Le piège des apparences

Au premier regard, sa silhouette fine et ses longues cornes droites évoquent les antilopes africaines, et plus particulièrement l’Oryx. C’est d’ailleurs ce qui lui a valu son nom scientifique, Pseudoryx, qui signifie littéralement « faux oryx ». Pourtant, les chercheurs ont rapidement compris que cette ressemblance n’était que le fruit d’une convergence évolutive : vivant dans des environnements denses, le Saola a développé des traits physiques similaires à d’autres bovidés éloignés sans pour autant partager un ancêtre récent avec eux.

Ce que nous dit son ADN

Il a fallu attendre les progrès de la génétique moléculaire pour lever le voile sur ses origines. En analysant l’ADN mitochondrial et nucléaire des rares spécimens disponibles, les scientifiques ont pu situer le Saola avec précision dans l’arbre du vivant.

Contre toute attente, le Saola n’appartient pas au groupe des antilopes ou des chèvres. Il est en réalité membre de la sous-famille des Bovinae. Plus surprenant encore, il s’intègre dans la tribu des Bovini. D’un point de vue génétique, ses plus proches parents ne sont donc pas les gazelles, mais les boeufs domestiques, les yacks et les buffles d’eau.

Une relique du Miocène

Ce qui rend la position du Saola unique, c’est son isolement évolutif. Les études basées sur l’horloge moléculaire estiment que sa lignée s’est séparée de celle des autres bovidés il y a environ 13 à 15 millions d’années.

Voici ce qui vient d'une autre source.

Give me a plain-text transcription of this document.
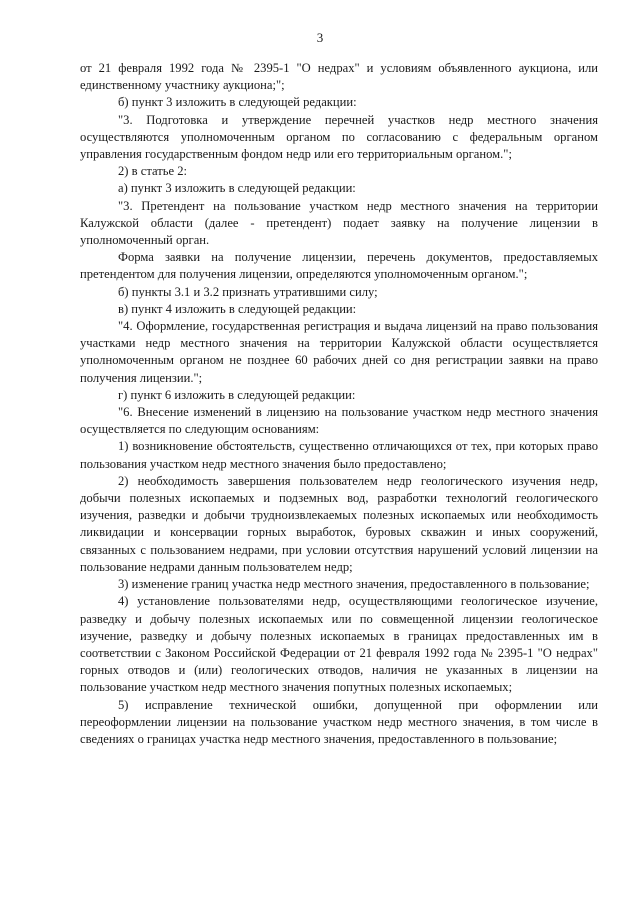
3

от 21 февраля 1992 года № 2395-1 "О недрах" и условиям объявленного аукциона, или единственному участнику аукциона;";

б) пункт 3 изложить в следующей редакции:

"3. Подготовка и утверждение перечней участков недр местного значения осуществляются уполномоченным органом по согласованию с федеральным органом управления государственным фондом недр или его территориальным органом.";

2) в статье 2:

а) пункт 3 изложить в следующей редакции:

"3. Претендент на пользование участком недр местного значения на территории Калужской области (далее - претендент) подает заявку на получение лицензии в уполномоченный орган.

Форма заявки на получение лицензии, перечень документов, предоставляемых претендентом для получения лицензии, определяются уполномоченным органом.";

б) пункты 3.1 и 3.2 признать утратившими силу;

в) пункт 4 изложить в следующей редакции:

"4. Оформление, государственная регистрация и выдача лицензий на право пользования участками недр местного значения на территории Калужской области осуществляется уполномоченным органом не позднее 60 рабочих дней со дня регистрации заявки на право получения лицензии.";

г) пункт 6 изложить в следующей редакции:

"6. Внесение изменений в лицензию на пользование участком недр местного значения осуществляется по следующим основаниям:

1) возникновение обстоятельств, существенно отличающихся от тех, при которых право пользования участком недр местного значения было предоставлено;

2) необходимость завершения пользователем недр геологического изучения недр, добычи полезных ископаемых и подземных вод, разработки технологий геологического изучения, разведки и добычи трудноизвлекаемых полезных ископаемых или необходимость ликвидации и консервации горных выработок, буровых скважин и иных сооружений, связанных с пользованием недрами, при условии отсутствия нарушений условий лицензии на пользование недрами данным пользователем недр;

3) изменение границ участка недр местного значения, предоставленного в пользование;

4) установление пользователями недр, осуществляющими геологическое изучение, разведку и добычу полезных ископаемых или по совмещенной лицензии геологическое изучение, разведку и добычу полезных ископаемых в границах предоставленных им в соответствии с Законом Российской Федерации от 21 февраля 1992 года № 2395-1 "О недрах" горных отводов и (или) геологических отводов, наличия не указанных в лицензии на пользование участком недр местного значения попутных полезных ископаемых;

5) исправление технической ошибки, допущенной при оформлении или переоформлении лицензии на пользование участком недр местного значения, в том числе в сведениях о границах участка недр местного значения, предоставленного в пользование;
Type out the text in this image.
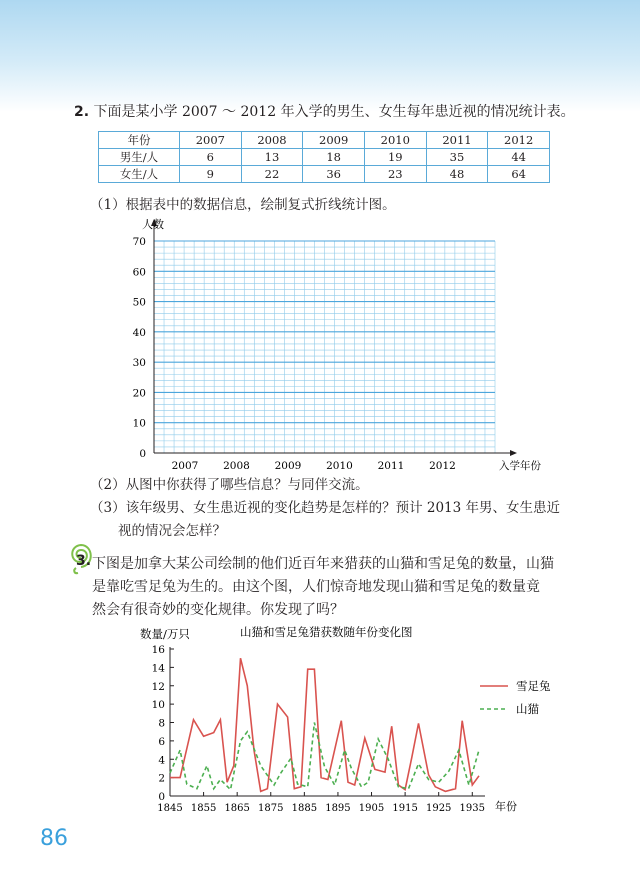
2. 下面是某小学 2007 ～ 2012 年入学的男生、女生每年患近视的情况统计表。
年份	2007	2008	2009	2010	2011	2012
男生/人	6	13	18	19	35	44
女生/人	9	22	36	23	48	64
（1）根据表中的数据信息，绘制复式折线统计图。
人数
入学年份
0
10
20
30
40
50
60
70
2007 2008 2009 2010 2011 2012
（2）从图中你获得了哪些信息？与同伴交流。
（3）该年级男、女生患近视的变化趋势是怎样的？预计 2013 年男、女生患近
视的情况会怎样？
3. 下图是加拿大某公司绘制的他们近百年来猎获的山猫和雪足兔的数量，山猫
是靠吃雪足兔为生的。由这个图，人们惊奇地发现山猫和雪足兔的数量竟
然会有很奇妙的变化规律。你发现了吗？
山猫和雪足兔猎获数随年份变化图
数量/万只
年份
0
2
4
6
8
10
12
14
16
1845 1855 1865 1875 1885 1895 1905 1915 1925 1935
雪足兔
山猫
86
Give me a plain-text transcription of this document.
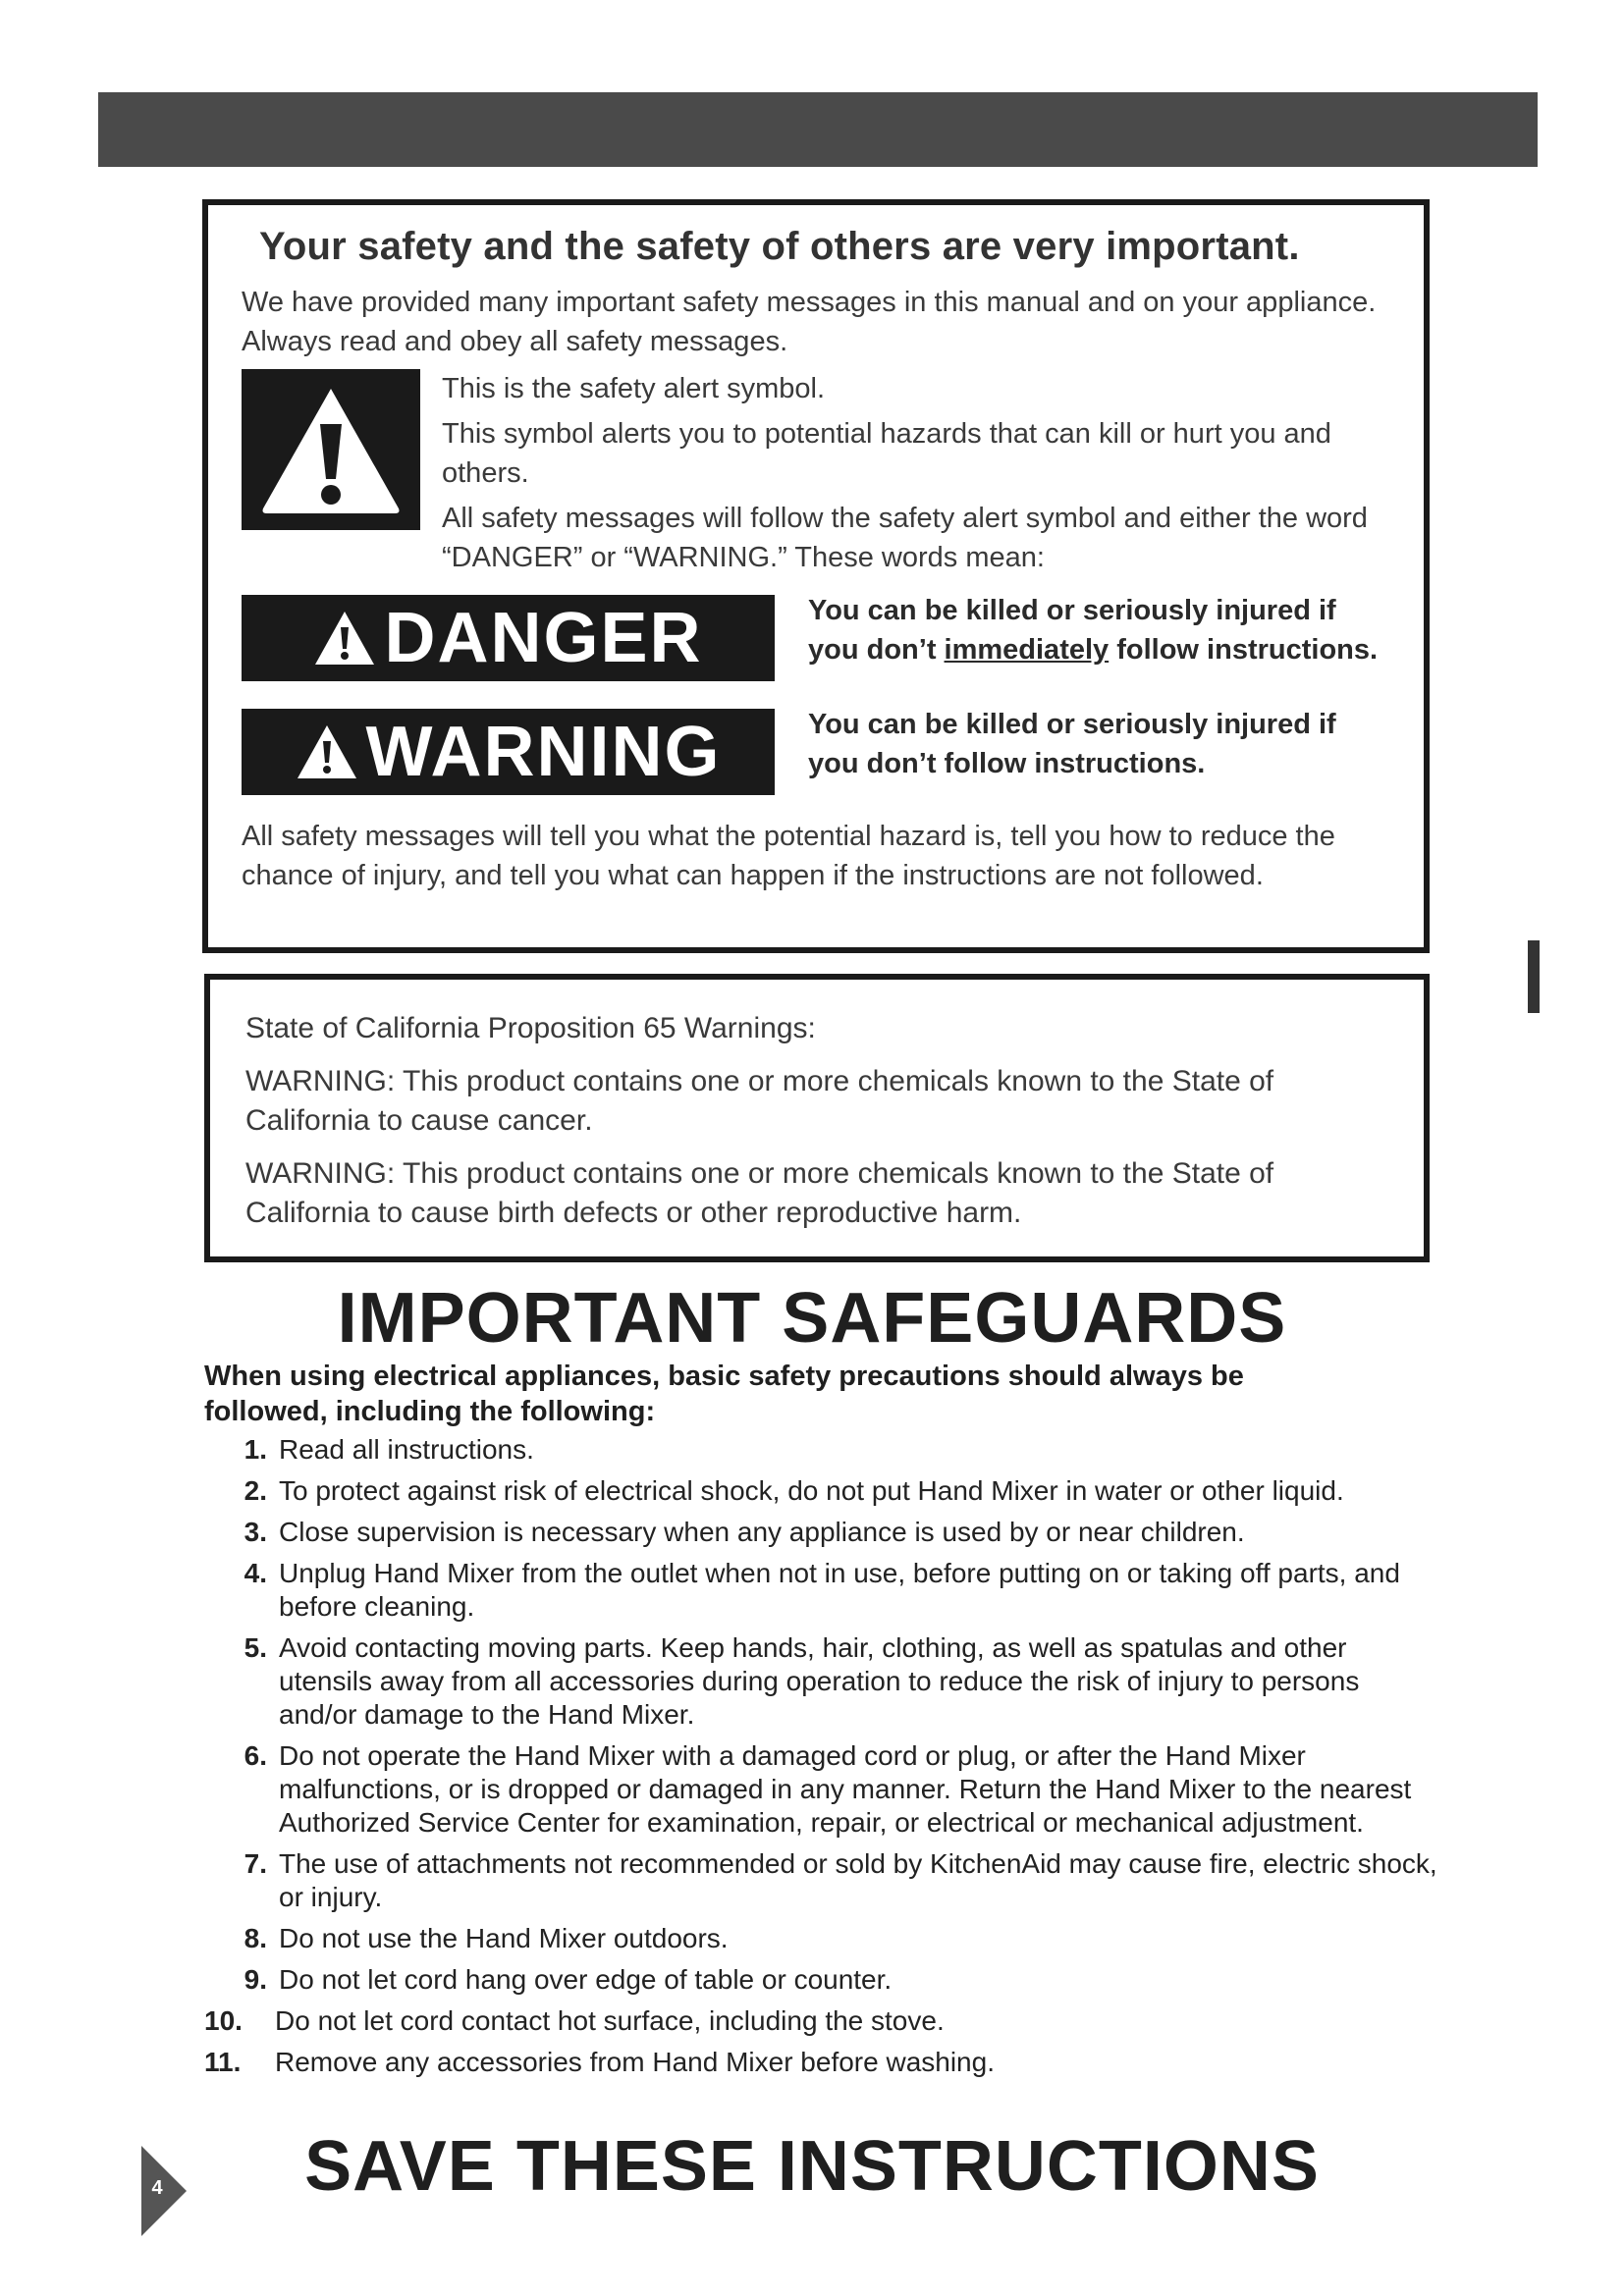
Your safety and the safety of others are very important.
We have provided many important safety messages in this manual and on your appliance. Always read and obey all safety messages.
This is the safety alert symbol.
This symbol alerts you to potential hazards that can kill or hurt you and others.
All safety messages will follow the safety alert symbol and either the word “DANGER” or “WARNING.” These words mean:
DANGER	You can be killed or seriously injured if you don’t immediately follow instructions.
WARNING	You can be killed or seriously injured if you don’t follow instructions.
All safety messages will tell you what the potential hazard is, tell you how to reduce the chance of injury, and tell you what can happen if the instructions are not followed.
State of California Proposition 65 Warnings:
WARNING: This product contains one or more chemicals known to the State of California to cause cancer.
WARNING: This product contains one or more chemicals known to the State of California to cause birth defects or other reproductive harm.
IMPORTANT SAFEGUARDS
When using electrical appliances, basic safety precautions should always be followed, including the following:
1. Read all instructions.
2. To protect against risk of electrical shock, do not put Hand Mixer in water or other liquid.
3. Close supervision is necessary when any appliance is used by or near children.
4. Unplug Hand Mixer from the outlet when not in use, before putting on or taking off parts, and before cleaning.
5. Avoid contacting moving parts. Keep hands, hair, clothing, as well as spatulas and other utensils away from all accessories during operation to reduce the risk of injury to persons and/or damage to the Hand Mixer.
6. Do not operate the Hand Mixer with a damaged cord or plug, or after the Hand Mixer malfunctions, or is dropped or damaged in any manner. Return the Hand Mixer to the nearest Authorized Service Center for examination, repair, or electrical or mechanical adjustment.
7. The use of attachments not recommended or sold by KitchenAid may cause fire, electric shock, or injury.
8. Do not use the Hand Mixer outdoors.
9. Do not let cord hang over edge of table or counter.
10.	Do not let cord contact hot surface, including the stove.
11.	Remove any accessories from Hand Mixer before washing.
4	SAVE THESE INSTRUCTIONS
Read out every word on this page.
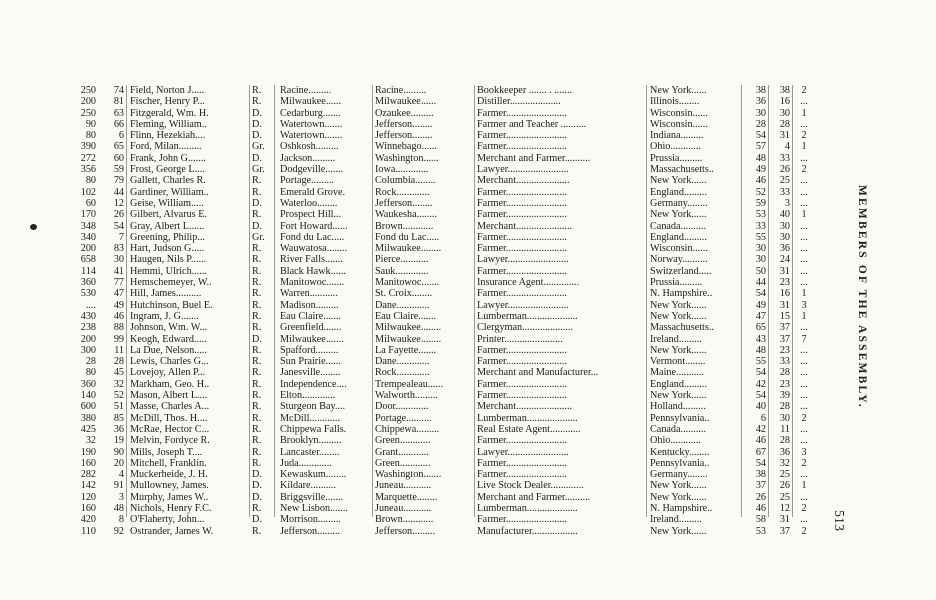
250	74 Field, Norton J.....	R.	Racine.........	Racine.........	Bookkeeper ....... . .......	New York......	38	38	2
200	81 Fischer, Henry P...	R.	Milwaukee......	Milwaukee......	Distiller....................	Illinois........	36	16 ...
250	63 Fitzgerald, Wm. H.	D.	Cedarburg.......	Ozaukee.........	Farmer........................	Wisconsin......	30	30	1
90	66 Fleming, William..	D.	Watertown.......	Jefferson........	Farmer and Teacher ..........	Wisconsin......	28	28 ...
80	6 Flinn, Hezekiah....	D.	Watertown.......	Jefferson........	Farmer........................	Indiana.........	54	31	2
390	65 Ford, Milan.........	Gr.	Oshkosh.........	Winnebago......	Farmer........................	Ohio............	57	4	1
272	60 Frank, John G.......	D.	Jackson.........	Washington......	Merchant and Farmer..........	Prussia.........	48	33 ...
356	59 Frost, George L....	Gr.	Dodgeville.......	Iowa.............	Lawyer........................	Massachusetts..	49	26	2
80	79 Gallett, Charles R.	R.	Portage.........	Columbia........	Merchant.....................	New York......	46	25 ...
102	44 Gardiner, William..	R.	Emerald Grove.	Rock.............	Farmer........................	England.........	52	33 ...
60	12 Geise, William.....	D.	Waterloo........	Jefferson........	Farmer........................	Germany........	59	3 ...
170	26 Gilbert, Alvarus E.	R.	Prospect Hill...	Waukesha........	Farmer........................	New York......	53	40	1
348	54 Gray, Albert L......	D.	Fort Howard......	Brown............	Merchant......................	Canada..........	33	30 ...
340	7 Greening, Philip...	Gr.	Fond du Lac.....	Fond du Lac.....	Farmer........................	England.........	55	30 ...
200	83 Hart, Judson G.....	R.	Wauwatosa........	Milwaukee........	Farmer........................	Wisconsin......	30	36 ...
658	30 Haugen, Nils P......	R.	River Falls.......	Pierce...........	Lawyer........................	Norway..........	30	24 ...
114	41 Hemmi, Ulrich......	R.	Black Hawk......	Sauk.............	Farmer........................	Switzerland.....	50	31 ...
360	77 Hemschemeyer, W..	R.	Manitowoc.......	Manitowoc.......	Insurance Agent..............	Prussia.........	44	23 ...
530	47 Hill, James..........	R.	Warren...........	St. Croix........	Farmer........................	N. Hampshire..	54	16	1
....	49 Hutchinson, Buel E.	R.	Madison.........	Dane.............	Lawyer........................	New York......	49	31	3
430	46 Ingram, J. G.......	R.	Eau Claire.......	Eau Claire.......	Lumberman....................	New York......	47	15	1
238	88 Johnson, Wm. W...	R.	Greenfield.......	Milwaukee........	Clergyman....................	Massachusetts..	65	37 ...
200	99 Keogh, Edward.....	D.	Milwaukee.......	Milwaukee........	Printer.......................	Ireland.........	43	37	7
300	11 La Due, Nelson.....	R.	Spafford.........	La Fayette.......	Farmer........................	New York......	48	23 ...
28	28 Lewis, Charles G...	R.	Sun Prairie......	Dane.............	Farmer........................	Vermont........	55	33 ...
80	45 Lovejoy, Allen P...	R.	Janesville........	Rock.............	Merchant and Manufacturer...	Maine...........	54	28 ...
360	32 Markham, Geo. H..	R.	Independence....	Trempealeau......	Farmer........................	England.........	42	23 ...
140	52 Mason, Albert L....	R.	Elton.............	Walworth.........	Farmer........................	New York......	54	39 ...
600	51 Masse, Charles A...	R.	Sturgeon Bay....	Door.............	Merchant......................	Holland.........	40	28 ...
380	85 McDill, Thos. H....	R.	McDill............	Portage..........	Lumberman....................	Pennsylvania..	6	30	2
425	36 McRae, Hector C...	R.	Chippewa Falls.	Chippewa.........	Real Estate Agent............	Canada..........	42	11 ...
32	19 Melvin, Fordyce R.	R.	Brooklyn.........	Green............	Farmer........................	Ohio............	46	28 ...
190	90 Mills, Joseph T....	R.	Lancaster........	Grant............	Lawyer........................	Kentucky........	67	36	3
160	20 Mitchell, Franklin.	R.	Juda.............	Green............	Farmer........................	Pennsylvania..	54	32	2
282	4 Muckerheide, J. H.	D.	Kewaskum........	Washington.......	Farmer........................	Germany........	38	25 ...
142	91 Mullowney, James.	D.	Kildare..........	Juneau...........	Live Stock Dealer.............	New York......	37	26	1
120	3 Murphy, James W..	D.	Briggsville.......	Marquette........	Merchant and Farmer..........	New York......	26	25 ...
160	48 Nichols, Henry F.C.	R.	New Lisbon.......	Juneau...........	Lumberman....................	N. Hampshire..	46	12	2
420	8 O'Flaherty, John...	D.	Morrison.........	Brown............	Farmer........................	Ireland.........	58	31 ...
110	92 Ostrander, James W.	R.	Jefferson.........	Jefferson.........	Manufacturer..................	New York......	53	37	2
MEMBERS OF THE ASSEMBLY.
513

Depuis cette rupture, le Saola a évolué en vase clos dans les forêts humides d’Asie du Sud-Est, conservant des caractéristiques morphologiques que l’on ne retrouve aujourd’hui que sur des fossiles de bovidés primitifs. Il représente à lui seul un genre entier, sans aucun cousin proche encore vivant. C’est ce qu’on appelle une lignée relicte : le dernier témoin d’une branche de l’évolution qui a presque totalement disparu.

Un enjeu de conservation majeur

Cette singularité génétique donne une dimension tragique à sa situation actuelle. Classé en danger critique d’extinction, le Saola est bien plus qu’une espèce rare ; il est le dépositaire d’un patrimoine génétique irremplaçable. Si la « Licorne d’Asie » venait à s’éteindre, c’est une branche entière de l’arbre de la vie, vieille de 15 millions d’années, qui s’effacerait définitivement, sans laisser de descendance. C’est cette originalité biologique qui place aujourd’hui l’espèce au sommet des priorités mondiales pour la conservation de la biodiversité.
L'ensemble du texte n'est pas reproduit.